Paula Poundstone knows I'm a Marine Biologist
I went to see Paula Poundstone Saturday night and it was awesome. i just love her.
she doesn't really have an act. she just talks and it's hysterical. sometimes she interacts with the audience and it's brilliant. this time, and i don't know how, she asked the audience a question and she heard me from like 2nd level seating.
she was talking about being in Sacramento and only in the last couple of years realizing this is where the state conducts all its business. then she asked if there were any state workers there. and someone closer to her said yes or something and she said what do state workers do and i blurted out (not that loud i thought, or at least not loud enough for HER to hear me...) "they walk around in tennis shoes at lunch time"
and she did hear me.
Paula: what was that? all I heard was a yes and then a mmmmmbbbb bmbmbmb mbmgmgmgmhhhh mmmhhmhm
Crowd is laughing I’m laughing harder because I realize it’s me she’s talking about
Paula: who said yes they’re a state worker?
Silence
Paula (still looking in first level): come on I heard someone say they worked for the state. Is anyone sitting next to the state worker?
Woman seated in front of me: I am!
Paula: well what is she doing?
Woman: she’s laughing really hard
Paula: maam what did you say?
Me: I said “they walk around in tennis shoes at lunch time”
Paula (guffaws and gestures to audience like I’m crazy): and?
Me: well, I just always thought it was odd that they’re hoofing it around the block in white socks and tennis shoes but they’re still wearing dresses and business suits. They don’t even change to go walking.
Paula (exaggerating how flabbergasted she is): THEY DON’T EVEN CHANGE THEIR CLOTHES???!! Well, you know what that means ladies and gentlemen!
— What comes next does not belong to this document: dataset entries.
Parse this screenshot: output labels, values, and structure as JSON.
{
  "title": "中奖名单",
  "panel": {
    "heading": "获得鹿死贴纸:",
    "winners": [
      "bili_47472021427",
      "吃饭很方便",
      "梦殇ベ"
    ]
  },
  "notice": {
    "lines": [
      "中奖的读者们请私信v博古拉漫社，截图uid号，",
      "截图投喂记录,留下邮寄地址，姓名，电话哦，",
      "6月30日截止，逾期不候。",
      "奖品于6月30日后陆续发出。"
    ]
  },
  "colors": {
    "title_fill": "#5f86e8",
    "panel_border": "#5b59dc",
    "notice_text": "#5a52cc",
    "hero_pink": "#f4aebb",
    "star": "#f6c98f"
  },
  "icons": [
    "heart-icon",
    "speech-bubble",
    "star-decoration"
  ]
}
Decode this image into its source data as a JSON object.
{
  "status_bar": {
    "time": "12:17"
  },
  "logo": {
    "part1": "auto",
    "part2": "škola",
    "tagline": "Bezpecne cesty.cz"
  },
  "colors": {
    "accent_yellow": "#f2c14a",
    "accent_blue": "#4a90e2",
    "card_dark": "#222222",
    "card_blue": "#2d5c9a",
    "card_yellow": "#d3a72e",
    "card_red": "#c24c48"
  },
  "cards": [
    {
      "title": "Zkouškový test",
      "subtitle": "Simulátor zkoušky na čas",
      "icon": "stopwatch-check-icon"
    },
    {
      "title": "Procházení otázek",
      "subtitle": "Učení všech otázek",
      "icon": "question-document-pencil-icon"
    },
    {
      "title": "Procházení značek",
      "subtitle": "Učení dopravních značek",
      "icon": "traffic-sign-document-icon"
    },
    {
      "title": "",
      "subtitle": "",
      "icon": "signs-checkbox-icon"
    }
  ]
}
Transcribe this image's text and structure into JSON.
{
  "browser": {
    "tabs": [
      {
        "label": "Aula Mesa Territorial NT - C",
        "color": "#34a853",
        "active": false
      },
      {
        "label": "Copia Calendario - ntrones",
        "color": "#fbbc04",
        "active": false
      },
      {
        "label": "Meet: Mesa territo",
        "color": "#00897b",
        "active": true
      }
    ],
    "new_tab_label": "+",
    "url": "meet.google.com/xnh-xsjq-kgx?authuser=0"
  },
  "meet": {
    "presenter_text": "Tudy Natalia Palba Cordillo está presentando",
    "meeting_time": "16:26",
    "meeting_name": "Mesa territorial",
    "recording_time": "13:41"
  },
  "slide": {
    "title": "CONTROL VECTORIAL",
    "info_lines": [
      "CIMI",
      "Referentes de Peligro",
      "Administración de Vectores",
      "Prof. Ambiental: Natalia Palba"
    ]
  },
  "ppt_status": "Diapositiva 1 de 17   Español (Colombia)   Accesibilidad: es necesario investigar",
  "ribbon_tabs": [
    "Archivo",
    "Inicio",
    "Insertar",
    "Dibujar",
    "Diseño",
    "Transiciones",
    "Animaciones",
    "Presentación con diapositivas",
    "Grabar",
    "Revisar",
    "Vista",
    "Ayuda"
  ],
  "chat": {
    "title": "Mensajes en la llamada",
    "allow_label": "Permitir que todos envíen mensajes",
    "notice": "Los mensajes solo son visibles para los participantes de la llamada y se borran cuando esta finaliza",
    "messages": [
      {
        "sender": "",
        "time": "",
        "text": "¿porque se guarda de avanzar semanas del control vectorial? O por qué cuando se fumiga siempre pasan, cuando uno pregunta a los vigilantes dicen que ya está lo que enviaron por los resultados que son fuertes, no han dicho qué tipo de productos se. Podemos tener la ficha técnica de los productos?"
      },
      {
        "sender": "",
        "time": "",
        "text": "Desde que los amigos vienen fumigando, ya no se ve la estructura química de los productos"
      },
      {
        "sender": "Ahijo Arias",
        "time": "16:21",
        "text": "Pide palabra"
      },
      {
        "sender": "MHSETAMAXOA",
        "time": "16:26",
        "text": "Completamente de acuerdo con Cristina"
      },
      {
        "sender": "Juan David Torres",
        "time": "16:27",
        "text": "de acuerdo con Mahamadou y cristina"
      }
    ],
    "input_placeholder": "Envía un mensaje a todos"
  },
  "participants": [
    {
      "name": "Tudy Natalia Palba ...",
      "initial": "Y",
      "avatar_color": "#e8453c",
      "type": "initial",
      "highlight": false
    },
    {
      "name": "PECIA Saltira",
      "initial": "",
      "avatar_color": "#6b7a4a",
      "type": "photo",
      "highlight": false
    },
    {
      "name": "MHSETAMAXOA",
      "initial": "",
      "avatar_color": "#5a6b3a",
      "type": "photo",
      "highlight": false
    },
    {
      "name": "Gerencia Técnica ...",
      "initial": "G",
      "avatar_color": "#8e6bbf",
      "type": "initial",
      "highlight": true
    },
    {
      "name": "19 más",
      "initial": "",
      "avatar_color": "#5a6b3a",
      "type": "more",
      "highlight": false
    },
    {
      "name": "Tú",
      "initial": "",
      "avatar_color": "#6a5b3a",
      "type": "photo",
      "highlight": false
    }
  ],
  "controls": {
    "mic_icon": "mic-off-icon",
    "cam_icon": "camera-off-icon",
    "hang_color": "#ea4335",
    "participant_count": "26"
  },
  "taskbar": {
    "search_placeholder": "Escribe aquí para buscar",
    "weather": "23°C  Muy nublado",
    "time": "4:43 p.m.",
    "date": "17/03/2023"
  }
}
You gotta get to the capitol before noon to do business because after lunch its one STINKY DOME!
Crowd busts into laughter
Paula: ma’am what do you do for the state?
Me: I don’t work for the state
Paula looks aghast, crowd is laughing.
Paula: well, what do you do ma’am
Me: I’m a grad student
Paula: and what do you study?
Me: Marine Biology
Paula: well, that seems like an excellent career choice for someone in a landlocked city!
Crowd is laughing really hard. And keep in mind I’ve been laughing the whole time she’s been talking too
Me: well, it could come in handy when all the levees break
And some guy says something in the front row and Paula leans down to him and says sternly: I’ll take care of this sir!
Crowd is laughing.
Paula: a marine biologist in a landlocked city! Well, that may just explain Kansas. Imagine all those marine biologists in Kansas with no ocean. Explains everything if you ask me.
Then she moves on to something else but I was so stoked she picked on me and then she would reference it occasionally during the rest of her time on stage. She picked on someone else too and boy did she rip this person harder than she ripped me. It was hysterical. Now I’m going to write to her and tell her I was the marine biologist in sacramento.
1 Comments:
And you developed that "Annie Sullivan, Helen Keller relationship" with the woman in front of you.